Bagi yang ingin memulai dari nol dengan urutan yang jelas, kelas wireless networking skala enterprise dari ITBOX bisa dijadikan langkah lanjutan. Materinya bergerak dari model OSI dan TCP/IP, IPv4 addressing, subnetting dan VLSM, sampai routing statis dan dinamis, seluruhnya dipraktikkan lewat Cisco Packet Tracer.
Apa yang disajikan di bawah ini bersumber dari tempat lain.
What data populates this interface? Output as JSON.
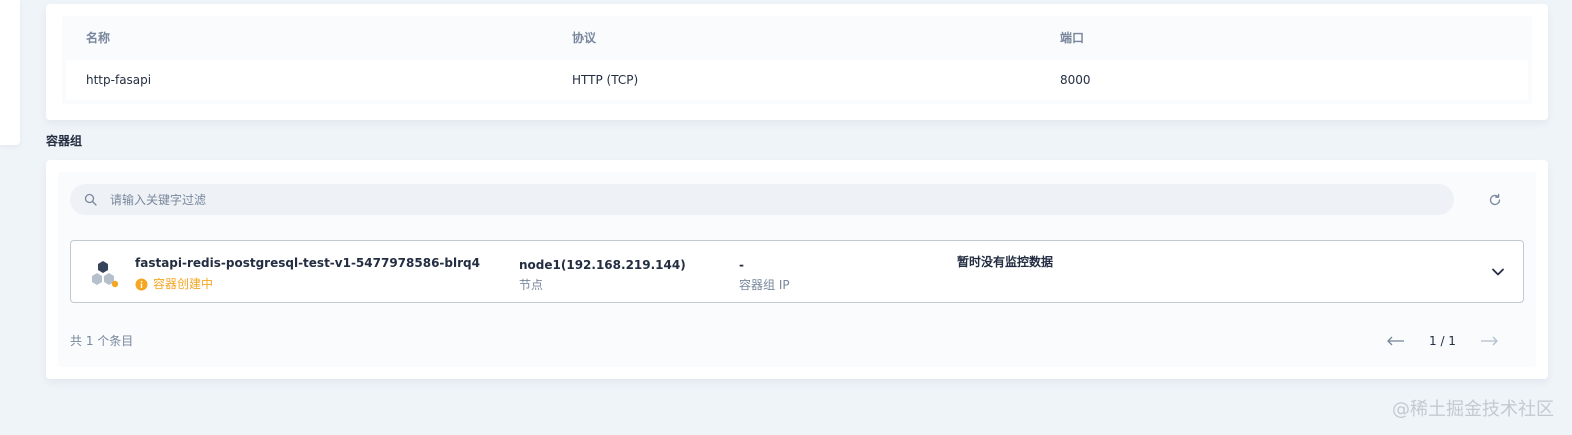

Kelas ini diampu Mentor Aditya yang berprofesi sebagai Solutions Architect di NTT Ltd, telah diikuti 555 peserta, serta dilengkapi sertifikat penyelesaian, forum diskusi, dan sesi konsultasi bulanan.
FAQ Seputar Jenis Jaringan
Beberapa pertanyaan berikut paling sering muncul dari kalangan yang baru memulai.
1. Apa Itu Network Administrator dalam Bahasa Sederhana?
Network administrator adalah orang yang bertanggung jawab merancang, mengatur, dan menjaga agar jaringan sebuah organisasi tetap berjalan stabil dan aman.
2. Apa Perbedaan LAN, MAN, dan WAN?
Pembedanya terletak pada luas cakupan, mulai dari satu gedung untuk LAN, satu wilayah kota untuk MAN, sampai lintas kota atau negara untuk WAN.
3. Apa Keuntungan Metropolitan Area Network?
Keuntungan MAN adalah kemampuannya menghubungkan beberapa lokasi dalam satu kota dengan kecepatan tinggi tanpa sepenuhnya bergantung pada internet publik.
4. Apa yang Dimaksud dengan Private Network?
Private network adalah jaringan yang aksesnya dibatasi untuk kalangan tertentu, umumnya dipakai perusahaan untuk melindungi lalu lintas data internalnya.
5. Apakah Belajar Jaringan Harus Punya Perangkat Sendiri?
Tidak harus, sebab simulator seperti Cisco Packet Tracer sudah memadai untuk berlatih merancang berbagai jenis jaringan.